Here we go again, with another rant against those "fundamentalist" African "bullies", this time from The Rev. Dr. James Bradley, Rector of St. John’s, Waterbury, CT. For example:
Now the Fundamentalists of the third world who call themselves “Anglican” want to destroy the ethos and genius of Anglicanism by making us a church based on doctrine and hierarchy rather than worship and equality.

The whole posture of this is so very much bull hockey. Let's get back to reality for a minute:

First, the self-image of the liberal vanguard as anti-establishment crusaders is an utter fraud. In ECUSA, these people are the Establishment. Literally.

Second, all Akinola and his fellow Africans can do is talk. He cannot deprive American priests and laity of their positions and parishes, as American bishops have been doing with regularity. (Special attention should be directed to the acts of Dr. Bradley's own bishop.) He cannot change the canons of churches and dioceses.

Third, the essential argument is whether the Anglican "big tent" is so unlimited as to encompass essentially any difference. When it comes down to it, this degree of latitudinarism fails. Bradley plainly wants the Africans out of the tent, after all.
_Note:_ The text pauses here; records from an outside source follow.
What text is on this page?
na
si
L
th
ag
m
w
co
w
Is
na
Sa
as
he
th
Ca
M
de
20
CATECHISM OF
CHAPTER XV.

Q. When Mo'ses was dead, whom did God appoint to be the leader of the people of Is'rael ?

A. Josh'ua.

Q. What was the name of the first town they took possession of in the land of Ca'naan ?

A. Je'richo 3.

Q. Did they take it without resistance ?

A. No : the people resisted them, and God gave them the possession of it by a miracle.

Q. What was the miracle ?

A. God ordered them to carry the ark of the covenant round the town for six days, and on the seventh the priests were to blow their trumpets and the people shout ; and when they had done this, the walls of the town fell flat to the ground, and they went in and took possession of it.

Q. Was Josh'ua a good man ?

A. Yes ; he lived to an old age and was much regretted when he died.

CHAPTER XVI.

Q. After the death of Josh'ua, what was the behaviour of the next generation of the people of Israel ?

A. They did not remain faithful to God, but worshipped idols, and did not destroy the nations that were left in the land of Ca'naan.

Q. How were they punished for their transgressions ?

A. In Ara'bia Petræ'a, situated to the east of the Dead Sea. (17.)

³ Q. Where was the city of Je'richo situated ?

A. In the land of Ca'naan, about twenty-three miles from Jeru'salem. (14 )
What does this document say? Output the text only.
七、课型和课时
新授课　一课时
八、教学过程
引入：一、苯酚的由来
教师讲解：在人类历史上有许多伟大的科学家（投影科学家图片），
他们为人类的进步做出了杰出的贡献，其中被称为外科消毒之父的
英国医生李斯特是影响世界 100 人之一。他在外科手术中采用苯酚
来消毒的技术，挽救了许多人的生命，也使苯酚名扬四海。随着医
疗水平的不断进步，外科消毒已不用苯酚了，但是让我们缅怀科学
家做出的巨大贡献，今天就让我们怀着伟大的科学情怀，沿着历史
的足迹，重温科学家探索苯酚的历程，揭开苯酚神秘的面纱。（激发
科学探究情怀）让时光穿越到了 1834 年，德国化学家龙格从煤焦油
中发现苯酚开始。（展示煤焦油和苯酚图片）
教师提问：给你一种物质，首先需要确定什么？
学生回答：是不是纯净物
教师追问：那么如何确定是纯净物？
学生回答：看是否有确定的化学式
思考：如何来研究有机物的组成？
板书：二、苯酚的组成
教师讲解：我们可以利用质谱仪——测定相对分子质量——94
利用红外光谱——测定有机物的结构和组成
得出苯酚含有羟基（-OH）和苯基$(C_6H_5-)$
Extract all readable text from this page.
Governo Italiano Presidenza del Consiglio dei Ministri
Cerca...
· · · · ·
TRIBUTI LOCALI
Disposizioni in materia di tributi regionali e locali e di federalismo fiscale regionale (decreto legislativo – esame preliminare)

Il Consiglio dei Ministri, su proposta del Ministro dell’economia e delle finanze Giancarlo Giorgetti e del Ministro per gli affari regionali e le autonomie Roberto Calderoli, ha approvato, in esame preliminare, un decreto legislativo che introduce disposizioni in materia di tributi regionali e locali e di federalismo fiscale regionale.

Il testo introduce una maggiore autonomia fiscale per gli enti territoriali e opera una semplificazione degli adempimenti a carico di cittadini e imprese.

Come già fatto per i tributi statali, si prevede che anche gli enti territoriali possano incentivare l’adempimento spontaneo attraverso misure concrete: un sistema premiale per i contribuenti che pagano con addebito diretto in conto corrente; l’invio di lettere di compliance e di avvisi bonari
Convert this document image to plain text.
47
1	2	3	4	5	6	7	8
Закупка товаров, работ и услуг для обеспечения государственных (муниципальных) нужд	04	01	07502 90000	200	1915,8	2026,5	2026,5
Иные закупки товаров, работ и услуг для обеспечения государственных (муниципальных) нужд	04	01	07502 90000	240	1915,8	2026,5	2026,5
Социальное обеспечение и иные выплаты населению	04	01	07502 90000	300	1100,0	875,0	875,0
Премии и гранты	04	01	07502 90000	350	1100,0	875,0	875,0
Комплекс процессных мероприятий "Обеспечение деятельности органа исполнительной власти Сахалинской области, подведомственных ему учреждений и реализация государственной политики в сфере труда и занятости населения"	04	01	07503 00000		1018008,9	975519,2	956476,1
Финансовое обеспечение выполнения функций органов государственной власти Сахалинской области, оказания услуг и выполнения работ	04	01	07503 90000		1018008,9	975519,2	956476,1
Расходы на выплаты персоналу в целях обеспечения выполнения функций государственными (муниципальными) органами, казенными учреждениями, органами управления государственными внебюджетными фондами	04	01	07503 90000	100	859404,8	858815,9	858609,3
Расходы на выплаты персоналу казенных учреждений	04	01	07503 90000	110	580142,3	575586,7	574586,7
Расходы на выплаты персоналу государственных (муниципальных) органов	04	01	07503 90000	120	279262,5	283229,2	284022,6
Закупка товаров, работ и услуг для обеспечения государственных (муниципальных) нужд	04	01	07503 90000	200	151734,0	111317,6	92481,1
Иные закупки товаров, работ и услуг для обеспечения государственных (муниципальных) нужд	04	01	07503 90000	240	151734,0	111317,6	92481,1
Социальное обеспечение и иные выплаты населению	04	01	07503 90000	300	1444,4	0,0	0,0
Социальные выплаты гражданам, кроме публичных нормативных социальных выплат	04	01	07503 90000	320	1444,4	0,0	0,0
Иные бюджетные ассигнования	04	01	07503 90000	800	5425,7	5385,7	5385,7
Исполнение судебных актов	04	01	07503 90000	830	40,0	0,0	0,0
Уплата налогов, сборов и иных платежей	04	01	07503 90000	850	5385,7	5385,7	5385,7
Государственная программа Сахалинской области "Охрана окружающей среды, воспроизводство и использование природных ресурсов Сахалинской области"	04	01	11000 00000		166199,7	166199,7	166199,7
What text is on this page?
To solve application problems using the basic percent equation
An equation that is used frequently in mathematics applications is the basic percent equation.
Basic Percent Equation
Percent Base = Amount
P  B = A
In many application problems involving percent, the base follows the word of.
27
Fourth, the snobbery is obvious. Dr. Bradley all but says that Anglicanism belongs to an Anglo-American elite: the right-thinking establishment of the American church and their allies.

Dr. Bradley says:
Anglicanism is not a doctrine, creed or confession—it is a Book of Common Prayer and a remarkable dose of “common sense”.

The question, apparently, is not whether Anglicans are defined by doctrines, creeds, or confessions. Actually, I take that back; that very Book of Common Prayer has us all standing up every Sunday to profess the ancient Creed, so I will say that Yes, we are all bound by that. But in any case, the real issue is not binding to some theology. It is that Bradley and his partners in crime abuse the freedom they claim to find in Anglicanism to bind us to their doctrines of sexuality. Surely the time will come, if nothing were to intervene, when the establishment which Dr. Bradley represents will in fact move on to keep dissenters on this issue from ordination, and then will turn to rewriting the BCP to have it express their doctrines.